The Left in Europe since 1789 by David Caute (Weidenfeld and Nicolson, 12s. 6d.)The Socialist Party of Great Britain, although it has Left ancestors, is not a party of the Left. Wc have always refused this title partly because it is a term which categorises the parties of capitalism and partly because of its ambiguity. Caute defines Left in terms of “popular sovereignty.” political and economic. He himself is a man of the Left and would probably regard himself as a sympathiser of Marxism. He is also, however, one of those who denounce as dogmatic those who point out how people like him distort Marx.
Caute’s distortions aren’t even original: smashing the bourgeois state, progressive pauperisation, nationalisation, etc. We are told that Marx “argued that economic systems, feudal, capitalist, state socialist, communist, succeeded one another in logical succession.” Where did State Socialism come from, Mr. Caute?
The labour theory of value is a moral theory according to which
Commodities have objective values dependent on the amount of labour embodied in them. Yet market prices arc invariably higher. The difference, “surplus value,” is pocketed by the capitalist or middleman and in this way the worker is exploited.

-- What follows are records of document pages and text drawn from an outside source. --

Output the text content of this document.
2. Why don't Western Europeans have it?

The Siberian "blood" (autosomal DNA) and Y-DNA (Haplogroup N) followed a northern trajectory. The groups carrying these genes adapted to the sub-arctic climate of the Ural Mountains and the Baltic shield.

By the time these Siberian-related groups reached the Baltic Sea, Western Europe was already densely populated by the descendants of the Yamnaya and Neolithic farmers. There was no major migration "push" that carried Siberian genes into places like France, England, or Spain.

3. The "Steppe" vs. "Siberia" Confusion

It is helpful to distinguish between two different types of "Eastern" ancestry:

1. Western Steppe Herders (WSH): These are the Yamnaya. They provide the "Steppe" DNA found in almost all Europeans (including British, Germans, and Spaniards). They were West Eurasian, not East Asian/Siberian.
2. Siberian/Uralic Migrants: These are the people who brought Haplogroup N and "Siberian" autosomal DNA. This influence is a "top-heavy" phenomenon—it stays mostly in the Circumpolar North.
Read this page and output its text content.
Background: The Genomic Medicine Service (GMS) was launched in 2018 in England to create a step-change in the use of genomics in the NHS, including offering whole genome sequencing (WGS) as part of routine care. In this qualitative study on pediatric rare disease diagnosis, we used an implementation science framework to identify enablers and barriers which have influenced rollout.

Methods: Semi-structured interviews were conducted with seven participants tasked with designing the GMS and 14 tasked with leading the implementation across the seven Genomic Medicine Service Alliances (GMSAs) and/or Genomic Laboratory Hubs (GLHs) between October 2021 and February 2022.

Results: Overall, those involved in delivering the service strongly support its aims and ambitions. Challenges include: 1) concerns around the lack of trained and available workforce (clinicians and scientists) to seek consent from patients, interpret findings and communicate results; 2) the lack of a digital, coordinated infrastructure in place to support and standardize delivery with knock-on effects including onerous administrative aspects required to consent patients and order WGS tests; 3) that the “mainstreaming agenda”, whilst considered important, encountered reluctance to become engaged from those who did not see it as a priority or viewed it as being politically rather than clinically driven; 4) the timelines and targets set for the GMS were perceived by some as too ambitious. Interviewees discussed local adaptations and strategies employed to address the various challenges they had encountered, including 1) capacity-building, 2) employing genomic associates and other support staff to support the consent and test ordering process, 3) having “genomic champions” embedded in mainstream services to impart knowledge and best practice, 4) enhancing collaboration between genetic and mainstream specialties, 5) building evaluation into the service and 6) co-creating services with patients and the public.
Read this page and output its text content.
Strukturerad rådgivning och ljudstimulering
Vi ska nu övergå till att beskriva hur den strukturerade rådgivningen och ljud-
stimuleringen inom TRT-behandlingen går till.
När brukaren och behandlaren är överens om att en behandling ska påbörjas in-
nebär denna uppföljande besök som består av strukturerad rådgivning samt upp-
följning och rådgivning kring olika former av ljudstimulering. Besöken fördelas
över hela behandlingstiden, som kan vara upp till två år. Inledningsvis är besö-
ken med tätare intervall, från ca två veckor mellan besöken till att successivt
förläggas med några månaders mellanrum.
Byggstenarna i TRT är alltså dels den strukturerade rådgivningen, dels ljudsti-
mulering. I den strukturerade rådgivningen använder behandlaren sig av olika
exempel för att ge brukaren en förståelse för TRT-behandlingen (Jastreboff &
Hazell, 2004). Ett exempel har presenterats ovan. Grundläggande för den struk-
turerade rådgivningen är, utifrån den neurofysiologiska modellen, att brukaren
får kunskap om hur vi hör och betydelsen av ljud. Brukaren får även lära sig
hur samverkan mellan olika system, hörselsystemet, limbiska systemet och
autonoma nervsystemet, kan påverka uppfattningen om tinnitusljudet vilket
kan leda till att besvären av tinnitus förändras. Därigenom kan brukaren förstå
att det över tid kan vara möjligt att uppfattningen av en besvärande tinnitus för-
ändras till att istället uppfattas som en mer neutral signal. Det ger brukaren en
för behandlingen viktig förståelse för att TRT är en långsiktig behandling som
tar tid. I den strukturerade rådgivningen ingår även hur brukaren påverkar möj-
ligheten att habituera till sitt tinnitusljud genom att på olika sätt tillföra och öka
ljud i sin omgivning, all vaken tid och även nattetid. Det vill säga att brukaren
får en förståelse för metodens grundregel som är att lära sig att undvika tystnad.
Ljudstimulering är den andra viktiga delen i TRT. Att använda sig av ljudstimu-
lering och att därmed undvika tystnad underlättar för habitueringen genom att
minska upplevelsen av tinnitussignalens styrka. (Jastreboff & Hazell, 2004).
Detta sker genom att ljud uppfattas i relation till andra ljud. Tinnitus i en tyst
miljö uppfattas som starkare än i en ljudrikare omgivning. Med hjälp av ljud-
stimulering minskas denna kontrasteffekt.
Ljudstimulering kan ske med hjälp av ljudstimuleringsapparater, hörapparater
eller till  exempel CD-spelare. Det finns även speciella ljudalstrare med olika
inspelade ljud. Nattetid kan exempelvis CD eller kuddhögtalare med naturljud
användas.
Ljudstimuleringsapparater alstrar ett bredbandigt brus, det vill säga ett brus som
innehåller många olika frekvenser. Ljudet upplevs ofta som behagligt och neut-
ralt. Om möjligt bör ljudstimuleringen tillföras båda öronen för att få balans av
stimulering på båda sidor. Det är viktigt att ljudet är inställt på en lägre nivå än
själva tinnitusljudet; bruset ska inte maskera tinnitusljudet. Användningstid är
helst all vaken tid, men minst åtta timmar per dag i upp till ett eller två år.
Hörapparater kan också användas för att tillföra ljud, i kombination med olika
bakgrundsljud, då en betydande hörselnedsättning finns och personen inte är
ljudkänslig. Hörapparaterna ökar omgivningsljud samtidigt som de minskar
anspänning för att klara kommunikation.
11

This distortion was too crude even for A. J. P. Taylor, an old hand in this game (New Statesman, March 4th).
All this suggests that Caute might really believe that, as the text in fact reads, the 1891 Erfurt Programme of the Social Democratic Party of Germany was written by Marx—eight years after his death! Such is the shoddy workmanship found in a book by a man currently billed as a brilliant young academic.
Caute’s twists and turns to include the so-called Communists in his category of Left rival those of the agents of Russian State capitalism themselves. He records their totalitarianism and authoritarianism, their cult of leadership and the forced labour camps and anti-semitism of Russia. Yet still, for Caute, they rank as Left, even extreme Left. The attitude of “the Left” to Russia suggests that perhaps hypocrisy might be a better yardstick than popular sovereignty.
As a history trying to cover over 250 years in as many pages this book is inevitably superficial, but the many illustrations are interesting.